Après avoir examiné la question, le Comité permanent de la procédure et des affaires de la Chambre a conclu qu’il revenait à la Chambre d’examiner les allégations de parjure et d’outrage au Parlement et de punir les fautifs[7]. Autoriser l’utilisation de témoignages livrés dans le cadre de délibérations parlementaires dans des procédures judiciaires ébranlerait et remettrait en cause le principe établi depuis longtemps de l’autonomie et de l’indépendance des autorités législatives et judiciaires. En outre, le renoncement au privilège minerait la confiance que les députés et les témoins doivent avoir dans leur droit à la liberté d’expression au Parlement. Les dérogations au privilège parlementaire font qu’il est difficile sinon impossible de savoir quand des déclarations risquent d’être contestées hors du Parlement, ce qui minerait la confiance que le privilège est destiné à protéger.

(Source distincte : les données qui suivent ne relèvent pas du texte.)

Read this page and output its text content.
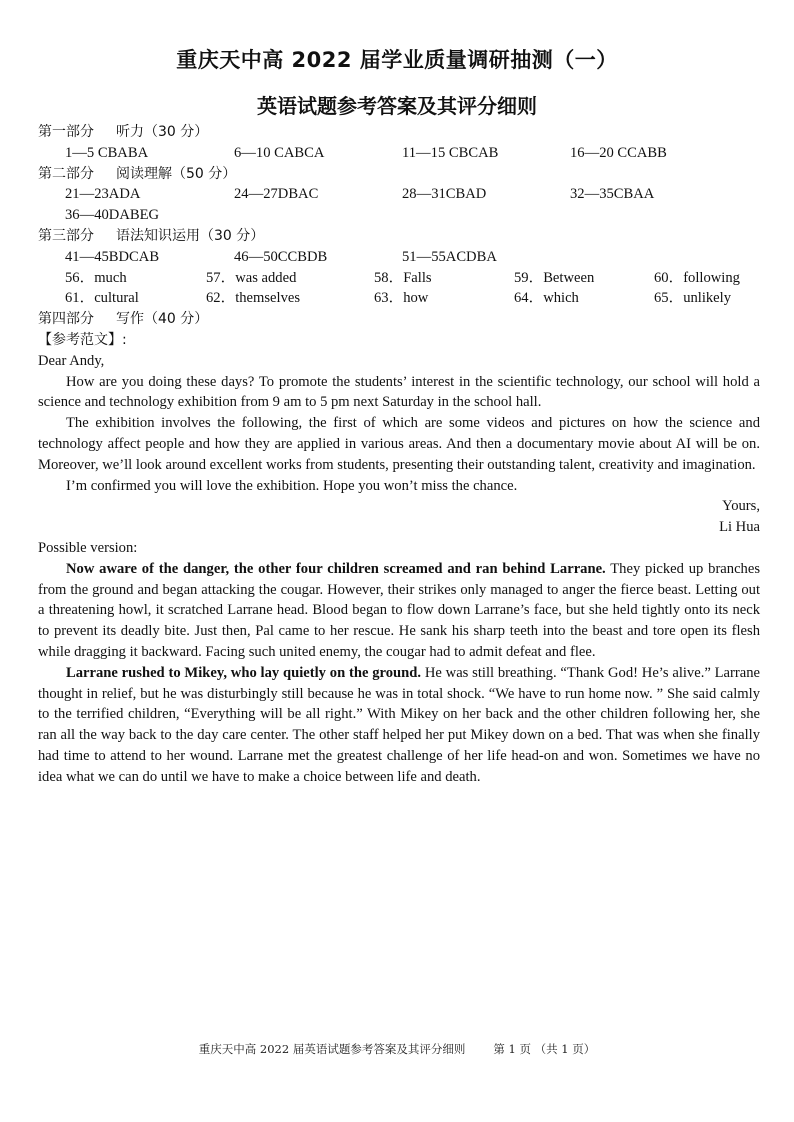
重庆天中高 2022 届学业质量调研抽测（一）
英语试题参考答案及其评分细则
第一部分 听力（30 分）
1—5 CBABA	6—10 CABCA	11—15 CBCAB	16—20 CCABB
第二部分 阅读理解（50 分）
21—23ADA	24—27DBAC	28—31CBAD	32—35CBAA
36—40DABEG
第三部分 语法知识运用（30 分）
41—45BDCAB	46—50CCBDB	51—55ACDBA
56．much	57．was added	58．Falls	59．Between	60．following
61．cultural	62．themselves	63．how	64．which	65．unlikely
第四部分 写作（40 分）
【参考范文】:
Dear Andy,
How are you doing these days? To promote the students’ interest in the scientific technology, our school will hold a science and technology exhibition from 9 am to 5 pm next Saturday in the school hall.
The exhibition involves the following, the first of which are some videos and pictures on how the science and technology affect people and how they are applied in various areas. And then a documentary movie about AI will be on. Moreover, we’ll look around excellent works from students, presenting their outstanding talent, creativity and imagination.
I’m confirmed you will love the exhibition. Hope you won’t miss the chance.
Yours,
Li Hua
Possible version:
Now aware of the danger, the other four children screamed and ran behind Larrane. They picked up branches from the ground and began attacking the cougar. However, their strikes only managed to anger the fierce beast. Letting out a threatening howl, it scratched Larrane head. Blood began to flow down Larrane’s face, but she held tightly onto its neck to prevent its deadly bite. Just then, Pal came to her rescue. He sank his sharp teeth into the beast and tore open its flesh while dragging it backward. Facing such united enemy, the cougar had to admit defeat and flee.
Larrane rushed to Mikey, who lay quietly on the ground. He was still breathing. “Thank God! He’s alive.” Larrane thought in relief, but he was disturbingly still because he was in total shock. “We have to run home now. ” She said calmly to the terrified children, “Everything will be all right.” With Mikey on her back and the other children following her, she ran all the way back to the day care center. The other staff helped her put Mikey down on a bed. That was when she finally had time to attend to her wound. Larrane met the greatest challenge of her life head-on and won. Sometimes we have no idea what we can do until we have to make a choice between life and death.
重庆天中高 2022 届英语试题参考答案及其评分细则 第 1 页 （共 1 页）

Le privilège appartient à la Chambre des communes et non aux témoins. Seule la Chambre des communes peut y renoncer. Le Président a demandé au Comité d’examiner s’il conviendrait d’y renoncer en l’occurrence et, si nécessaire, de déposer à la Chambre un rapport assorti de recommandations.

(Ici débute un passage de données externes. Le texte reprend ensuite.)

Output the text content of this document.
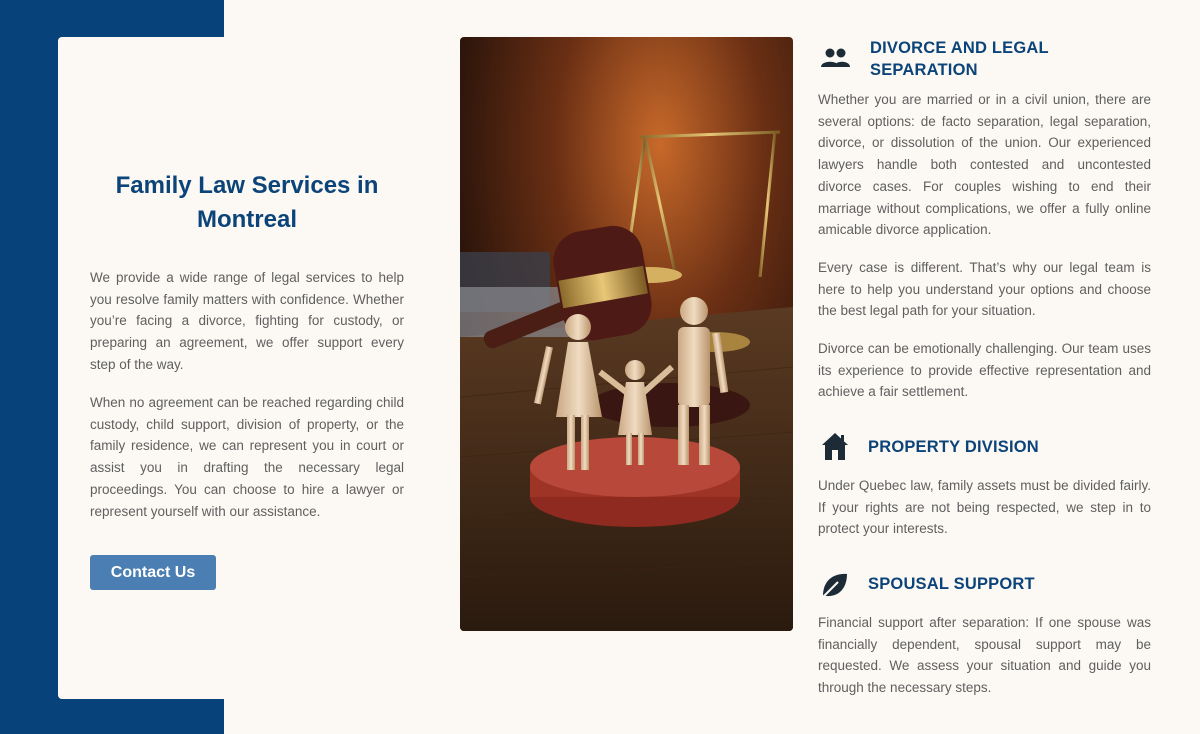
Family Law Services in Montreal

We provide a wide range of legal services to help you resolve family matters with confidence. Whether you’re facing a divorce, fighting for custody, or preparing an agreement, we offer support every step of the way.

When no agreement can be reached regarding child custody, child support, division of property, or the family residence, we can represent you in court or assist you in drafting the necessary legal proceedings. You can choose to hire a lawyer or represent yourself with our assistance.

Contact Us
DIVORCE AND LEGAL SEPARATION

Whether you are married or in a civil union, there are several options: de facto separation, legal separation, divorce, or dissolution of the union. Our experienced lawyers handle both contested and uncontested divorce cases. For couples wishing to end their marriage without complications, we offer a fully online amicable divorce application.

Every case is different. That’s why our legal team is here to help you understand your options and choose the best legal path for your situation.

Divorce can be emotionally challenging. Our team uses its experience to provide effective representation and achieve a fair settlement.

PROPERTY DIVISION

Under Quebec law, family assets must be divided fairly. If your rights are not being respected, we step in to protect your interests.

SPOUSAL SUPPORT

Financial support after separation: If one spouse was financially dependent, spousal support may be requested. We assess your situation and guide you through the necessary steps.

Le Comité croit qu’il faut défendre et maintenir ce privilège. Par conséquent, en ce qui concerne la demande du surintendant principal Paulson portant que la Chambre des communes renonce au privilège parlementaire aux fins de l’examen dans le cadre d’une enquête criminelle du témoignage que Barbara George a livré devant le Comité des comptes publics le 21 février 2007, le Comité recommande :

 

Recommandation 1
Que la Chambre des communes réaffirme les privilèges et immunités parlementaires y incluant l’interdiction d’utiliser des témoignages reçus par un comité parlementaire dans d’autres procédures judiciaires, y compris des enquêtes qui pourraient mener à des poursuites au criminel.
RECOMMaNDATION 2
Que la Chambre des communes ne renonce pas au privilège parlementaire pour les besoins de quelque enquête criminelle de parjure fondée sur le témoignage livré par Barbara George ou par tout autre témoin devant le Comité permanent des comptes publics.
[1]
Cour fédérale du Canada, Sous-commissaire Barbara George c. Procureur général du Canada (29 mai 2007), CF 564, paragraphe 79 (passage souligné dans l’original).
[2]
Ibid., paragraphe 52 (passage souligné dans l’original).
[3]
Loi constitutionnelle de 1867 : « Les privilèges, immunités et pouvoirs que posséderont et exerceront le Sénat et la Chambre des Communes et les membres de ces corps respectifs, seront ceux prescrits de temps à autre par loi du Parlement du Canada; mais de manière à ce qu'aucune loi du Parlement du Canada définissant tels privilèges, immunités et pouvoirs ne donnera aucuns privilèges, immunités ou pouvoirs excédant ceux qui, lors de la passation de la présente loi, sont possédés et exercés par la Chambre des Communes du Parlement du Royaume-Uni de la Grande-Bretagne et d'Irlande et par les membres de cette Chambre. »
[4]
Loi sur le Parlement du Canada, article 4 : « Les privilèges, immunités et pouvoirs du Sénat et de la Chambre des communes, ainsi que de leurs membres, sont […] ceux que possédaient, à l’adoption de la Loi constitutionnelle de 1867, la Chambre des communes du Parlement du Royaume-Uni ainsi que ses membres, dans la mesure de leur compatibilité avec cette loi. » Article 5 : « Ces privilèges, immunités et pouvoirs sont partie intégrante du droit général et public du Canada et n’ont pas à être démontrés, étant admis d’office devant les tribunaux et juges du Canada. »
[5]
En 1818, la Chambre des communes britannique a adopté à l’unanimité une résolution en ce sens. Voir aussi Gagliano c. Procureur général du Canada, 2005 CF 576 (CanLII) — 2005-04-27.
[6]
Comité permanent des comptes publics de la Chambre des communes, 38e législature, 3e rapport, Le chapitre 3, Programme de commandites, le chapitre 4, Activités de publicité, et le chapitre 5, Gestion de la recherche sur l'opinion publique du Rapport de novembre 2003 de la vérificatrice générale du Canada renvoyé au Comité le 10 février 2004, privilèges, pouvoirs et immunité de la Chambre des communes, novembre 2005.
[7]
Comité permanent de la procédure et des affaires de la Chambre des communes, 38e législature, 14e rapport, Privilèges, pouvoirs et immunités de la Chambre des communes, novembre 2005. La Chambre a adopté ce rapport le 18 novembre 2004.